Warm a wide large heavy-bottomed pan over a medium-low flame. Add 2 tablespoons olive oil and 2 tablespoons butter and melt together. Add shallots and cook for 2 minutes, or until translucent, and then toss the mushrooms, thyme, and bay leaf into the pan. Cook for 10 minutes, stirring occasionally, until the mushrooms have released their moisture and begin to turn golden brown.
Pour 1 cup of the wine into the pan, and bring the liquid to a simmer, allowing the wine to evaporate. Continue cooking until the mushrooms are dry, about 5 to 7 minutes. Season with sea salt and freshly ground black pepper. Remove mushrooms from the pan and set aside. Discard the bay leaf.
Reduce the flame to low, and add the remaining butter and oil to the pan and melt. Stir in the rice and coat with the oil until the kernels are shiny, about 3 to 5 minutes.

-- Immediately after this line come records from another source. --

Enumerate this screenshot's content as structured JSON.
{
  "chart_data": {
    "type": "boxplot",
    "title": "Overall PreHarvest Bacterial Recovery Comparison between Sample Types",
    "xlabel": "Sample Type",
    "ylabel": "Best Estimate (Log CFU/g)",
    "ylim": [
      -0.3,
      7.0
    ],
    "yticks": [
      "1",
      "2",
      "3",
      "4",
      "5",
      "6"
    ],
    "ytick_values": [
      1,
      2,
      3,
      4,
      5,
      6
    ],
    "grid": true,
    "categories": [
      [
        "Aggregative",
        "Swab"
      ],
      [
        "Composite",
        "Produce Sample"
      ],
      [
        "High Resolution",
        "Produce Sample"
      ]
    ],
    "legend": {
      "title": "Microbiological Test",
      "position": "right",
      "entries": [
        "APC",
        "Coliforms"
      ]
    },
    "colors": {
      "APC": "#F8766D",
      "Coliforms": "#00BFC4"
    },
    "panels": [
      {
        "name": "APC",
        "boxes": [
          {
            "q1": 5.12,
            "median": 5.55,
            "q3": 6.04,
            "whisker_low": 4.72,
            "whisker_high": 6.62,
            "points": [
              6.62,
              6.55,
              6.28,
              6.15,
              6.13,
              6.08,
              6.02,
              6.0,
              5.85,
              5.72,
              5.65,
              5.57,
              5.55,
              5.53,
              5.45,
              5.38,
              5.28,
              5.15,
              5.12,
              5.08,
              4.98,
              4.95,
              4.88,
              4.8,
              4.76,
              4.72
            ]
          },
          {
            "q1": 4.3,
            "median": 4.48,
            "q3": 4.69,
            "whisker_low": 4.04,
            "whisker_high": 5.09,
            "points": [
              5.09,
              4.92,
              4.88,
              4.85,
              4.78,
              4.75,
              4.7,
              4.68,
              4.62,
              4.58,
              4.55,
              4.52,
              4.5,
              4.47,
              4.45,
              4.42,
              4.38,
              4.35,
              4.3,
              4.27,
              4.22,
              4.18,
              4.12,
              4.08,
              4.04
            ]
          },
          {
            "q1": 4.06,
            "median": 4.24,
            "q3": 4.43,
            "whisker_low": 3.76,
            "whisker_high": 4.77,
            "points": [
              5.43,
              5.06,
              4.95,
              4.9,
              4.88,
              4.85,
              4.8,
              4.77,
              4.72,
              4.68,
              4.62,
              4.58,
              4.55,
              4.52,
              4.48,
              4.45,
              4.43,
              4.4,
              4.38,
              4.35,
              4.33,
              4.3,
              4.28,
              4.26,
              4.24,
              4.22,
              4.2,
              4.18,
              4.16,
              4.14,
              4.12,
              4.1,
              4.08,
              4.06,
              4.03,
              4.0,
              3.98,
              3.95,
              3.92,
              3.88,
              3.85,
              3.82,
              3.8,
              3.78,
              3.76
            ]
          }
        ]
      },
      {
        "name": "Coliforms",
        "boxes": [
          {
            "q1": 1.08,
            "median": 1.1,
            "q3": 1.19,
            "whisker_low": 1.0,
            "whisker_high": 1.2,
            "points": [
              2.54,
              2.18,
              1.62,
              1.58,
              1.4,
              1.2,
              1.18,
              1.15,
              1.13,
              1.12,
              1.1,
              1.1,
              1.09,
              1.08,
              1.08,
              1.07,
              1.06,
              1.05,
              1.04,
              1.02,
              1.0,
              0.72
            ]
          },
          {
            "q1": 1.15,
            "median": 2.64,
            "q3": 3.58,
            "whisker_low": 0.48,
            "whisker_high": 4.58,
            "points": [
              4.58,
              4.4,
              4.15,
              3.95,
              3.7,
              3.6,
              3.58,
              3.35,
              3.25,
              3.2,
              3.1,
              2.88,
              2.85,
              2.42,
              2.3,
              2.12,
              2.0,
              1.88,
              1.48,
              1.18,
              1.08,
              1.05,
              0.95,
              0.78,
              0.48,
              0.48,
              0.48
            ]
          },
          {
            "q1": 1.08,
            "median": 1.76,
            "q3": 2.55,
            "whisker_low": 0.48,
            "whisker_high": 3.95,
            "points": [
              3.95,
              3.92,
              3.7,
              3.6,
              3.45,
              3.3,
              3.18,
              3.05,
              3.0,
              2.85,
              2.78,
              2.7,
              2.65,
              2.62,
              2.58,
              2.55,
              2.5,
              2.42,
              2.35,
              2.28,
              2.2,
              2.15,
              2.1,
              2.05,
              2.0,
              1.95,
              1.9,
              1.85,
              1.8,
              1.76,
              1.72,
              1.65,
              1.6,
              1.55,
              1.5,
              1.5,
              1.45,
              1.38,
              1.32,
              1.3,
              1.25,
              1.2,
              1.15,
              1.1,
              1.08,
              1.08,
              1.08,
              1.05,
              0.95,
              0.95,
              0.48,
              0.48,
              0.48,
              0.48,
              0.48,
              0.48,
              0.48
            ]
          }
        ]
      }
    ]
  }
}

Pour in the remaining 1 cup of white wine and let evaporate.
Add the chicken broth, 1 ladle at a time, allowing the rice to absorb the liquid. Do not add too quickly so as to prevent the kernels from exploding. Stir over a gentle flame until each ladle of the liquid is absorbed. Repeat until most of the broth is incorporated and the risotto rice is al dente, about 25 minutes.
Fold the mushrooms back into the rice and season with salt, pepper and parsley. Stir in the Parmesan and finish with slices of white truffle, if available. Serve immediately.
Put the chicken, vegetables, and giblets in a large stockpot over medium heat. Pour in enough cold water to cover by 1 inch (about 3 quarts); too much water will make the broth taste weak. Toss in the herbs and peppercorns and allow it to slowly come to a boil. Reduce the heat and gently simmer for 1 hour, uncovered, until the chicken is done. As the stock cooks, skim any impurities that rise to the surface; add a little more water, if necessary, to keep the chicken covered while simmering.
Carefully remove the chicken to a cutting board. When it is cool enough to handle, discard the skin and bones; hand-shred the meat into a storage container and reserve for soups and salads.
Strain the stock into another pot through a fine sieve or a strainer lined with cheesecloth to remove excess fat and the vegetable solids. Use the stock immediately, or if you plan on storing it, place the pot in a sink full of ice water and stir to cool down the stock. Transfer to a storage container, cover and refrigerate for up to 1 week, or freeze for up to 6 months.